Blu-ray/CD Release of the Week
Def Leppard—One Night Only: Live at the Leadmill
(Mercury Studios)
British rockers Def Leppard return to their stomping grounds for a 2023 benefit concert at the Leadmill nightclub in Sheffield, where they began more than 45 years earlier, for a raucous hour-plus set surprisingly heavy on earlier tunes—especially from their 1981 release High ’n’ Dry—alongside their anthemic MTV-era hits.

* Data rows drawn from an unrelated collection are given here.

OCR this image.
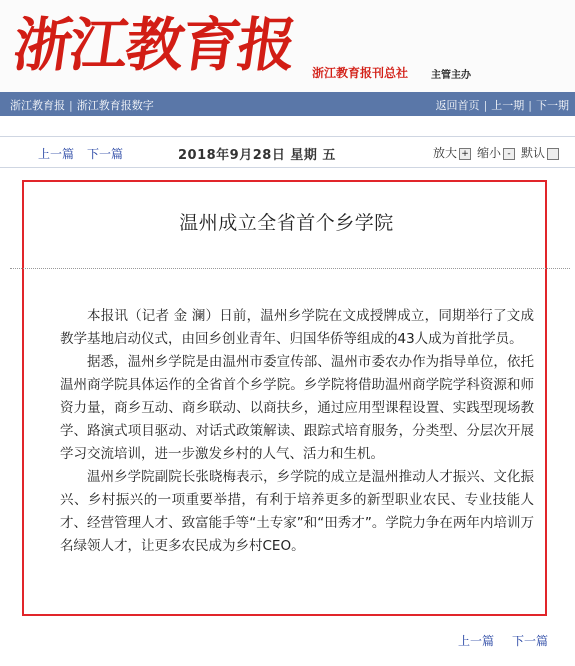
浙江教育报 浙江教育报刊总社 主管主办
浙江教育报 | 浙江教育报数字	返回首页 | 上一期 | 下一期
上一篇 下一篇	2018年9月28日 星期 五	放大 + 缩小 - 默认
温州成立全省首个乡学院

本报讯（记者 金 澜）日前，温州乡学院在文成授牌成立，同期举行了文成教学基地启动仪式，由回乡创业青年、归国华侨等组成的43人成为首批学员。

据悉，温州乡学院是由温州市委宣传部、温州市委农办作为指导单位，依托温州商学院具体运作的全省首个乡学院。乡学院将借助温州商学院学科资源和师资力量，商乡互动、商乡联动、以商扶乡，通过应用型课程设置、实践型现场教学、路演式项目驱动、对话式政策解读、跟踪式培育服务，分类型、分层次开展学习交流培训，进一步激发乡村的人气、活力和生机。

温州乡学院副院长张晓梅表示，乡学院的成立是温州推动人才振兴、文化振兴、乡村振兴的一项重要举措，有利于培养更多的新型职业农民、专业技能人才、经营管理人才、致富能手等“土专家”和“田秀才”。学院力争在两年内培训万名绿领人才，让更多农民成为乡村CEO。

上一篇 下一篇
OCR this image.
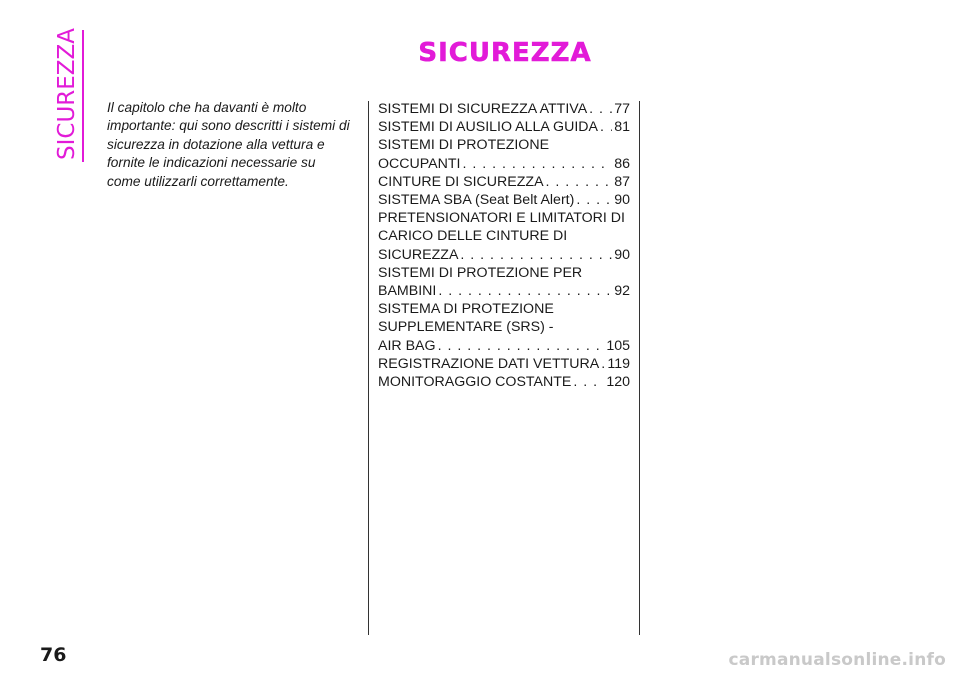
SICUREZZA	SICUREZZA

Il capitolo che ha davanti è molto importante: qui sono descritti i sistemi di sicurezza in dotazione alla vettura e fornite le indicazioni necessarie su come utilizzarli correttamente.

SISTEMI DI SICUREZZA ATTIVA . . . 77
SISTEMI DI AUSILIO ALLA GUIDA . . . 81
SISTEMI DI PROTEZIONE
OCCUPANTI . . .	86
CINTURE DI SICUREZZA . . .	87
SISTEMA SBA (Seat Belt Alert) . . .	90
PRETENSIONATORI E LIMITATORI DI
CARICO DELLE CINTURE DI
SICUREZZA . . .	90
SISTEMI DI PROTEZIONE PER
BAMBINI . . .	92
SISTEMA DI PROTEZIONE
SUPPLEMENTARE (SRS) -
AIR BAG . . .	105
REGISTRAZIONE DATI VETTURA . . . 119
MONITORAGGIO COSTANTE . . . 120
76	carmanualsonline.info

This version of the band still has four members from its late-’80s heyday, led by vocalist Joe Elliott, still in fine voice; vets Vivian Campbell and Phil Collen make up the blistering two-guitar attack. Best songs of the night are the pair of slow burners, “Too Late for Love” and “Bringing on the Heartbreak.” The entire concert is included on CD as well; the hi-def video and audio are topnotch.
Curb Your Enthusiasm—Complete Series
(Warner Bros/HBO)
After 12 seasons over a quarter-century, Larry David’s irascible alter ego finally rode off into the sunset, always getting into as much trouble as he possibly can—nearly always self-inflicted, of course, but David was always self-aware enough not to care. For me, at least, a little of David’s clever but narrow observational comedy goes a long way, so most viewers’ comic mileage will obviously vary widely.
Still, there are many priceless moments throughout: the ultimate highlight for me will always be the first episode of the penultimate season 11, when Larry ruins Albert Brooks’ “living funeral” by discovering that Brooks has been (oh horror of horrors!) an unrepentant COVID hoarder of hand sanitizer and toilet paper. The 24-disc set includes all 120 episodes; the many extras include a gag reel, interviews and featurettes.
Braunfels—Jeanne d’Arc: Scenes from the Life of Saint Joan
(Capriccio)
German composer Walter Braunfels (1882-1954) is best known for his playful opera The Birds (1913-19), based on ancient Greek playwright Aristophanes’ play—along with other music by the half-Jewish Braunfels, it caused enough of a stir that the Nazis banned it. This opera, composed in 1938-43, is an often gripping account of Joan of Arc: war hero, convicted heretic burned at the stake, and eventual Roman Catholic saint.
The most memorable writing is for the chorus, especially in the final scenes of Joan’s death, while other sequences of Joan with the men she leads to battle and those who condemn her for heresy, are intelligently but conventionally written. This excellent recording is from a 2013 Salzburg production, with Juliane Banse as a strong Joan, the Salzburg Bach Chorus is in impressive form and Manfred Honeck conducts the Vienna Radio Symphony Orchestra in a fine reading of Braunfels’ serious, sober score.
(Pentatone)
British cellist Jacqueline du Pre was legendary for her intensely emotional performances until multiple sclerosis cut her down in her prime—she died at age 42, in 1987. In Canadian-American composer Luna Pearl Woolf’s 2020 chamber opera, du Pre is represented by two performers, a soprano and a cellist, both embodying fractured aspects of Jacqueline’s life and artistry in an effective conceit captured by Royce Vavrek’s libretto.
In this captivating recording, soprano Marnie Breckenridge sings with honesty and intimacy, while Matt Haimovitz’s cello equals her in musical strength, making for quite a powerful duet. The main problem is that an audio recording presents only half the opera, as it were; video would allow us to see as well as hear the fascinating intertwining of singer and musician.